I haven’t had time to get used to the rural life in US and I was changing the path that would take me to a fully bilingual cosmopolitan city.
At first we lived in a one-bedroom apartment in LaSalle close to the Saint Lawrence River. My husband Ludek and I slept in the living room which was also the dining room separated by a bar top from the kitchen. We had an old green Chevy that my dad Vaclav gave us.
After living with my parents for six months in Big Rapids, MI I was happy I had my kitchen. I didn’t mind the smells coming from the kitchen. I love to cook. I remember the weekly trips to the grocery store. We examined each item twice before it got thrown into the cart. We retrieved some of them later in the next aisle and put them back on the shelf.
Gaspesie, Canada
And it was chicken and chicken again; once roasted, at other times fried, curried or on paprika with sauce and dumplings. Ludek’s friends from Slovakia did the same.
“I’ve had enough of your chicken,” yelled Willi at his brother Joe. “Can’t you cook something else?”
“I could but it’s expensive,” said Joe puffing on his cigarette while he stirred the chicken on paprika.
We made many friends in Montreal. The province of Quebec welcomed immigrants from all over the world.
Days went by fast. I went to COFI, the French Immersion School sponsored by the Quebec government full-time. It was a six month-long intensive course with six hours of French daily. We didn’t have to pay a dime to learn a foreign language. On the other hand, we got paid to go to the French school.
It was a very social and productive time in life. I met Judith from Slovakia and Emil from Rumania, people from Bulgaria, Africa, Japanese and Russians as well as people from all walks of life.
We nurtured our immigrations dreams together side by side sitting in desks with doctors, surgeons, poets, writers, musicians, healers, programmers, factory workers, teachers and stay-at-home moms.
It was at this course that I learnt how to teach languages immersion style.
We were not allowed to speak any other language than French, which was for the better of it, because we wouldn’t be able to understand each other.
We had to act out little scenes from life. I remember I did not want to act in the doctor’s office scene, because I am afraid of doctors and the Rumanian guy Emil liked me way too much.
Ludek worked at a Czech chemical company called Anachemia. Actually, most Czech and Slovak immigrants worked there. I worked in their branch for a while packing medical supplies. This is where I met Liba from the same Walachia region that I came from in Czechoslovakia. We would have probably never met in our homeland and out of all the places in the world, we ran into each other at a factory in Montreal.
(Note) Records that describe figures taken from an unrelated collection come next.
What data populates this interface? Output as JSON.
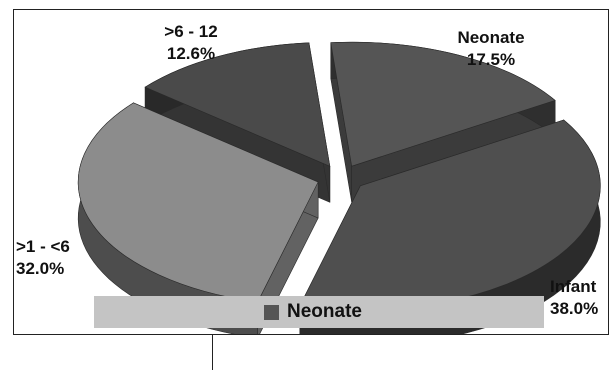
{
  "chart_data": {
    "type": "pie",
    "style": "3d-exploded",
    "slices": [
      {
        "label": "Neonate",
        "value": 17.5,
        "value_text": "17.5%",
        "color": "#555555"
      },
      {
        "label": "Infant",
        "value": 38.0,
        "value_text": "38.0%",
        "color": "#4f4f4f"
      },
      {
        "label": ">1 - <6",
        "value": 32.0,
        "value_text": "32.0%",
        "color": "#8c8c8c"
      },
      {
        "label": ">6 - 12",
        "value": 12.6,
        "value_text": "12.6%",
        "color": "#4a4a4a"
      }
    ],
    "legend": {
      "placement": "bottom",
      "entries": [
        {
          "label": "Neonate",
          "color": "#555555"
        }
      ]
    }
  },
  "colors": {
    "legend_background": "#c4c4c4",
    "border": "#222222"
  }
}
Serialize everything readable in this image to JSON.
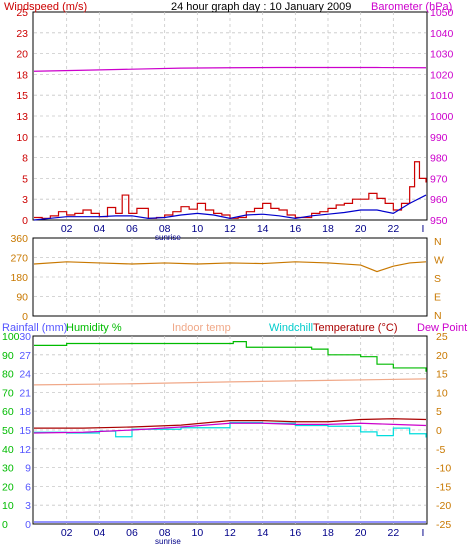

We had no mortgage, so we could go skiing in the Laurentian Mountains or drive to Toronto to see a lifelong acquaintance from Technical University of Brno, Dana Pastorcakova who was also from Walachia.
Only, now 20 years later I realize, that it was an advantage not to have a mortgage, because it is what it means.
“Mortgage is a death pledge,” said real estate instructor and broker for Westdale.
Times would prove him right during the mortgage/economic crisis in the mid to late 2000s. My artist friends lost their home on Long Lake.
We moved to a bigger apartment also in LaSalle close to an island in the St. Lawrence River.
“You’re living here like on a vacation,” said Liba during a visit.